One hot Summers day I bought my sandwich, grabbed my sun cream and made my way up to the third floor. Opened the window and out onto the roof. Being the safety conscious guy I walked around the skylight and sat down to eat my lunch and enjoy the Sun.
I lost track of the time and suddenly realised I was late back. Not thinking I stepped on to the skylight to go the shortest way back to the window.
One minute I was stood on the glass of the skylight the next I was dangling by my armpits looking down at a 30 foot drop. Straight onto a pointed wooden decoration on the handrail below.

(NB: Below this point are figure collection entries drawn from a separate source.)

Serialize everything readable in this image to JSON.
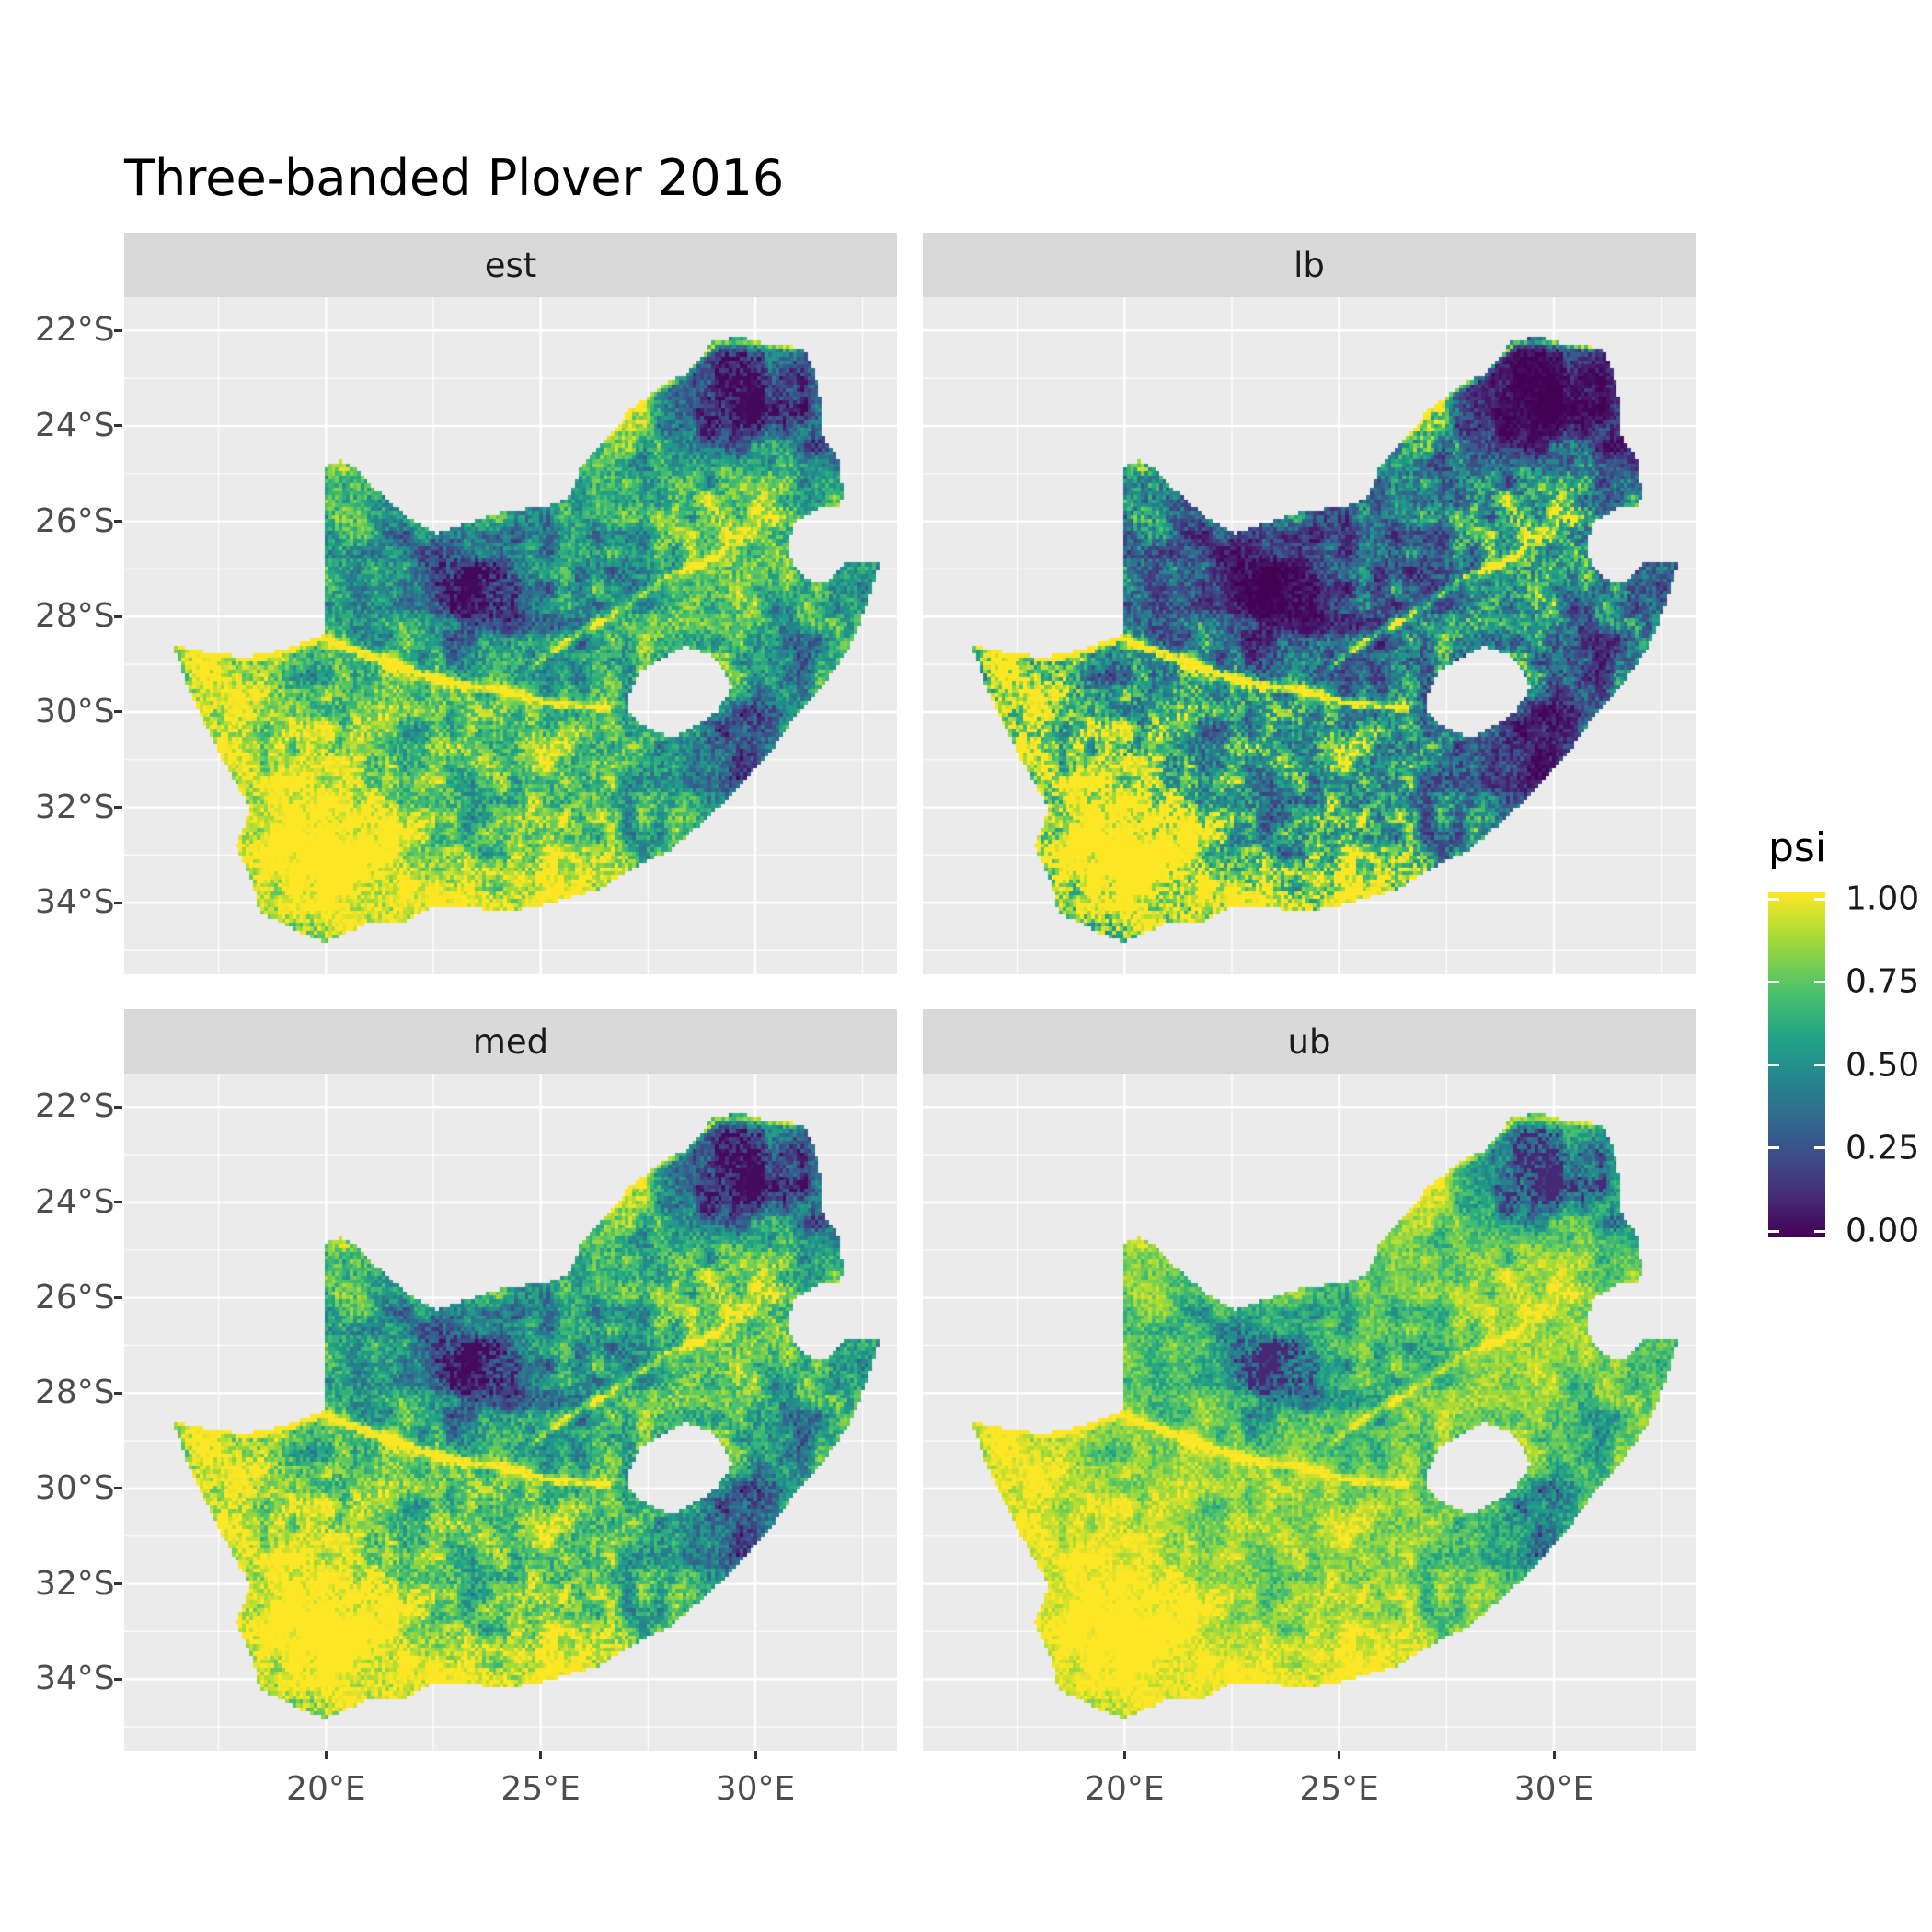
{
  "chart_data": {
    "type": "heatmap",
    "subtype": "faceted_raster_map",
    "title": "Three-banded Plover 2016",
    "region": "South Africa (Lesotho shown as hole in raster)",
    "variable": "psi",
    "value_range": [
      0,
      1
    ],
    "facets": [
      {
        "key": "est",
        "label": "est",
        "summary": "occupancy point estimate: mixed mid-high psi; low (dark) patches in NW-central Kalahari, NE Limpopo lowveld and eastern Drakensberg; high (yellow) along west/south coasts and major rivers"
      },
      {
        "key": "lb",
        "label": "lb",
        "summary": "lower credible bound: overall lower psi; Kalahari and NE regions near 0 (deep purple); coasts and rivers remain near 1"
      },
      {
        "key": "med",
        "label": "med",
        "summary": "median estimate: very similar to est, slightly brighter"
      },
      {
        "key": "ub",
        "label": "ub",
        "summary": "upper credible bound: overall high psi, mostly yellow-green; former dark regions become teal/green"
      }
    ],
    "x_axis": {
      "ticks": [
        "20°E",
        "25°E",
        "30°E"
      ],
      "tick_values": [
        20,
        25,
        30
      ],
      "range": [
        15.3,
        33.3
      ],
      "minor_values": [
        17.5,
        22.5,
        27.5,
        32.5
      ]
    },
    "y_axis": {
      "ticks": [
        "22°S",
        "24°S",
        "26°S",
        "28°S",
        "30°S",
        "32°S",
        "34°S"
      ],
      "tick_values": [
        -22,
        -24,
        -26,
        -28,
        -30,
        -32,
        -34
      ],
      "range": [
        -35.5,
        -21.3
      ],
      "minor_values": [
        -23,
        -25,
        -27,
        -29,
        -31,
        -33,
        -35
      ]
    },
    "legend": {
      "title": "psi",
      "ticks": [
        "1.00",
        "0.75",
        "0.50",
        "0.25",
        "0.00"
      ],
      "tick_values": [
        1.0,
        0.75,
        0.5,
        0.25,
        0.0
      ],
      "position": "right"
    },
    "palette": {
      "name": "viridis",
      "stops": [
        "#440154",
        "#46327e",
        "#365c8d",
        "#277f8e",
        "#1fa187",
        "#4ac16d",
        "#a0da39",
        "#fde725"
      ]
    },
    "grid": "major and minor white gridlines on light gray panels",
    "cell_size_deg": 0.0833,
    "facet_gamma": {
      "est": 1.0,
      "lb": 1.9,
      "med": 0.92,
      "ub": 0.55
    },
    "field": {
      "base": 0.7,
      "noise": {
        "f1": 0.55,
        "a1": 0.34,
        "f2": 2.7,
        "a2": 0.4,
        "speckle": 0.32
      },
      "blobs": [
        {
          "x": 19.5,
          "y": -32.8,
          "sx": 2.8,
          "sy": 2.0,
          "a": 0.3
        },
        {
          "x": 23.8,
          "y": -34.0,
          "sx": 3.8,
          "sy": 1.1,
          "a": 0.25
        },
        {
          "x": 17.4,
          "y": -29.8,
          "sx": 1.4,
          "sy": 2.2,
          "a": 0.2
        },
        {
          "x": 23.2,
          "y": -27.4,
          "sx": 2.3,
          "sy": 1.5,
          "a": -0.5
        },
        {
          "x": 30.4,
          "y": -23.4,
          "sx": 1.6,
          "sy": 1.2,
          "a": -0.55
        },
        {
          "x": 29.2,
          "y": -23.2,
          "sx": 1.0,
          "sy": 0.8,
          "a": -0.25
        },
        {
          "x": 28.7,
          "y": -24.7,
          "sx": 1.1,
          "sy": 0.9,
          "a": -0.25
        },
        {
          "x": 31.5,
          "y": -24.9,
          "sx": 0.7,
          "sy": 1.3,
          "a": -0.35
        },
        {
          "x": 29.9,
          "y": -30.7,
          "sx": 1.2,
          "sy": 1.1,
          "a": -0.45
        },
        {
          "x": 30.9,
          "y": -28.6,
          "sx": 0.8,
          "sy": 0.9,
          "a": -0.25
        }
      ],
      "rivers": [
        {
          "pts": [
            [
              16.6,
              -28.6
            ],
            [
              18.4,
              -28.85
            ],
            [
              19.9,
              -28.45
            ],
            [
              21.3,
              -28.9
            ],
            [
              22.6,
              -29.35
            ],
            [
              24.1,
              -29.55
            ],
            [
              25.4,
              -29.85
            ],
            [
              26.6,
              -29.9
            ]
          ],
          "a": 0.45,
          "w": 0.1
        },
        {
          "pts": [
            [
              29.1,
              -26.75
            ],
            [
              27.9,
              -27.2
            ],
            [
              26.8,
              -27.9
            ],
            [
              25.8,
              -28.4
            ],
            [
              24.8,
              -29.05
            ]
          ],
          "a": 0.38,
          "w": 0.09
        },
        {
          "pts": [
            [
              26.5,
              -24.3
            ],
            [
              27.4,
              -23.4
            ],
            [
              28.4,
              -22.9
            ],
            [
              29.1,
              -22.25
            ],
            [
              30.0,
              -22.25
            ],
            [
              31.1,
              -22.35
            ]
          ],
          "a": 0.4,
          "w": 0.08
        }
      ]
    },
    "boundary": [
      [
        16.45,
        -28.6
      ],
      [
        17.2,
        -28.75
      ],
      [
        18.1,
        -28.85
      ],
      [
        19.0,
        -28.7
      ],
      [
        19.55,
        -28.5
      ],
      [
        20.0,
        -28.38
      ],
      [
        20.0,
        -24.85
      ],
      [
        20.35,
        -24.72
      ],
      [
        20.75,
        -24.92
      ],
      [
        21.3,
        -25.45
      ],
      [
        21.95,
        -25.95
      ],
      [
        22.6,
        -26.25
      ],
      [
        23.25,
        -26.05
      ],
      [
        23.9,
        -25.85
      ],
      [
        24.6,
        -25.75
      ],
      [
        25.3,
        -25.65
      ],
      [
        25.7,
        -25.45
      ],
      [
        25.95,
        -24.8
      ],
      [
        26.45,
        -24.35
      ],
      [
        27.1,
        -23.65
      ],
      [
        27.85,
        -23.15
      ],
      [
        28.4,
        -22.9
      ],
      [
        29.05,
        -22.2
      ],
      [
        29.7,
        -22.15
      ],
      [
        30.3,
        -22.3
      ],
      [
        31.1,
        -22.35
      ],
      [
        31.4,
        -22.9
      ],
      [
        31.55,
        -23.6
      ],
      [
        31.6,
        -24.3
      ],
      [
        31.95,
        -24.7
      ],
      [
        32.02,
        -25.3
      ],
      [
        32.0,
        -25.65
      ],
      [
        31.4,
        -25.75
      ],
      [
        30.95,
        -26.0
      ],
      [
        30.8,
        -26.4
      ],
      [
        30.85,
        -26.85
      ],
      [
        31.15,
        -27.2
      ],
      [
        31.65,
        -27.3
      ],
      [
        32.1,
        -26.85
      ],
      [
        32.9,
        -26.85
      ],
      [
        32.65,
        -27.6
      ],
      [
        32.3,
        -28.5
      ],
      [
        31.7,
        -29.3
      ],
      [
        31.0,
        -30.0
      ],
      [
        30.3,
        -30.9
      ],
      [
        29.5,
        -31.7
      ],
      [
        28.8,
        -32.3
      ],
      [
        28.0,
        -32.9
      ],
      [
        27.1,
        -33.3
      ],
      [
        26.4,
        -33.7
      ],
      [
        25.65,
        -33.9
      ],
      [
        25.0,
        -34.05
      ],
      [
        24.2,
        -34.2
      ],
      [
        23.4,
        -34.1
      ],
      [
        22.55,
        -34.05
      ],
      [
        21.8,
        -34.4
      ],
      [
        20.95,
        -34.45
      ],
      [
        20.0,
        -34.82
      ],
      [
        19.4,
        -34.62
      ],
      [
        18.8,
        -34.35
      ],
      [
        18.45,
        -34.2
      ],
      [
        18.3,
        -33.6
      ],
      [
        17.9,
        -32.8
      ],
      [
        18.25,
        -32.05
      ],
      [
        17.6,
        -31.0
      ],
      [
        17.05,
        -30.0
      ],
      [
        16.75,
        -29.4
      ]
    ],
    "lesotho_hole": [
      [
        27.05,
        -29.65
      ],
      [
        27.35,
        -29.1
      ],
      [
        27.8,
        -28.9
      ],
      [
        28.4,
        -28.62
      ],
      [
        28.95,
        -28.8
      ],
      [
        29.3,
        -29.15
      ],
      [
        29.45,
        -29.5
      ],
      [
        29.1,
        -29.98
      ],
      [
        28.65,
        -30.28
      ],
      [
        28.05,
        -30.55
      ],
      [
        27.45,
        -30.33
      ],
      [
        27.08,
        -30.0
      ]
    ]
  },
  "colors": {
    "background": "#FFFFFF",
    "panel_bg": "#EBEBEB",
    "strip_bg": "#D9D9D9",
    "strip_text": "#1A1A1A",
    "gridline": "#FFFFFF",
    "axis_text": "#4D4D4D",
    "tick_mark": "#333333",
    "title_text": "#000000"
  }
}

One of my colleagues in the staff room heard the breaking glass and stuck his head out the door to see what the commotion was. He saw my dangling blood covered legs, the walls looked like Freddy Krueger had paid a visit.
He asked was I OK. Obviously I replied I was. As you do. I was still breathing, wasn’t in any great pain and could move all my limbs.
“Stay there! I’ll get help!” He said, and disappeared back out the door. Luckily for me he was squeamish at the sight of blood so wasn’t sticking around to help!
Stay here! I thought to myself. Not a bloody chance. The rest of the glass was making strange creaking noises that I didn’t like the sound off.
Somehow I managed to pull myself back up through the hole I’d made and in through the window. The manager appeared, saw the blood and got me to the staff changing room.
There was no first aid kit or first aider. I’m sure in this day and age that is against so many health and safety regulations it’s not funny. Back then no one batted an eyelid.
Someone was dispatched to Boots to buy first aid supplies. They came back with a first aider. She took one look at my leg and said “Ring an Ambulance! In the meantime keep your foot raised and press this lad on to try to stem the bleeding”
There must have been an ambulance nearby because before you could say “It hurts!” There were two paramedics standing over me. One felt me all over. I’m hoping this was to check me for broken bones! They quickly bandaged the worst cut on my leg up and told me to head to A&E. I wasn’t even getting a lift there! After a bit of persuasion they agreed to take me on the proviso if a more serious call came in they would divert there.
Luckily the person involved in tennis accident wasn’t deemed more important and it was straight to the John Radcliffe. Amazingly this was my only ever visit there!
I rang work to tell the boss it was mobbed and I wouldn’t be back in. There was no such thing as triage in those days, even blood dripping onto the waiting room floor wasn’t enough to speed things along.
Eventually I was seen and the Dr said I’d need stitches. They wheeled my bed into a large room, which contained another bed. On this was a biker, whose face had been ripped to shreds by the tarmac and a nurse with a pair of tweezers carefully plucking bits of the road surface out of his face.
In case you’re not aware there isn’t much flesh on your shin. So administering a Local Anesthetic isn’t the easiest of things to do. Four needles full sprayed more than injected into the wound and the Dr started to stitch me up. This was done fairly quickly with the obligatory wise crack about smoking being bad for your health when I told him I’d been having a smoke on the roof.
He then checked for more cuts and found a small one on my side.
“It’s only small, there isn’t much point in giving you a needle of anesthetic when it’s only two stitches needed.” He informed me.
“OK” I said. I think I’d gone into shock!
He lied through his shiny white teeth. It was worth the needle of anesthetic! The crochet hook they use for stitches bloody hurts going through the skin. TWICE! Not to mention the pain when he pulled the stitches tight and tied them up!
Thankfully my parents had moved back to the States by this point so I was spared having to explain to them what had happened!